Few properties of the planet are known other than its orbit and mass. It orbits Tau Ceti at a distance of 1.35 AU (roughly Mars's perihelion in the Solar System) with an orbital period of 642 days, and has a minimum mass of 3.93 Earth masses. However, if it and its companion planets were similarly inclined to Tau Ceti's debris disk at 35±10°, f could 5.56±1.48 and 9.30±2.48 Earth masses, which means it's slightly more likely to be a mini-Neptune, although the exoplanet is included in the conservative sample of potentially habitable exoplanets. It is estimated to be 1.81 Earth radii.

A 2021 study was unable to confirm this planet, finding instead that its signal is most likely an instrumental artifact combined with a previously unknown 1000-day signal.

== Habitability ==

As of October 2020, Tau Ceti f is considered the most potentially habitable exoplanet orbiting a Sun-like star. Its neighbor, Tau Ceti e, was previously regarded as a potentially habitable exoplanet in the conservative sample, but it was determined to likely be too hot to hold life, more similar to Venus. It and its companion may suffer from a continuous bombardment of asteroids, up to 10 times higher than in the Solar System, but a conjectured (super-)Jovian planet as outlined in a 2019 Astronomy & Astrophysics paper may be shepherding the disk, as it may be as close as 3 AU and as far away as 20.

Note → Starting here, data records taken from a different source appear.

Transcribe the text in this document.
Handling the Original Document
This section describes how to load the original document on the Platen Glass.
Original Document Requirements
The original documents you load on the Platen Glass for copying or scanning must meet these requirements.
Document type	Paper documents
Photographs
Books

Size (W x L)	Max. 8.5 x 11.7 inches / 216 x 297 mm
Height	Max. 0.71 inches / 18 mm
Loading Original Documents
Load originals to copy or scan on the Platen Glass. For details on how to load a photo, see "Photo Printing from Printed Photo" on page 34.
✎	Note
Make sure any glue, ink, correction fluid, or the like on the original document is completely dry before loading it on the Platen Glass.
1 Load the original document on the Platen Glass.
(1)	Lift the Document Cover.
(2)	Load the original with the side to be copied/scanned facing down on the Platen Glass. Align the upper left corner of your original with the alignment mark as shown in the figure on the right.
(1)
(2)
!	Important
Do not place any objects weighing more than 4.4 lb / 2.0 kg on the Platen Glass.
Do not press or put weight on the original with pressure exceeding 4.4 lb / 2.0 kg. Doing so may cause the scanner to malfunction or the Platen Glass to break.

Tau Ceti f has a somewhat eccentric orbit, varying from approximately 1.12 to 1.547 AU. Therefore, Tau Ceti f receives ~20.3% ± 0.41% Earth flux at apocenter and ~38.86% ± 0.796% Earth flux at pericenter, for an average of ~27.42% ± 0.562% Earth flux. Tau Ceti f has an estimated equilibrium temperature of only 190 Kelvin. If the conditions were the same as on the Earth, Tau Ceti f's average temperature would be around -50 °C. However, with a thicker atmosphere and a larger ocean, the temperature could resemble Earth's.

== In fiction ==

Tau Ceti f is the setting of Directive 8020, a 2026 science-fiction survival horror video game by Supermassive Games, in which the colony ship Cassiopeia travels to the planet as part of a mission to find a potential new home for humanity.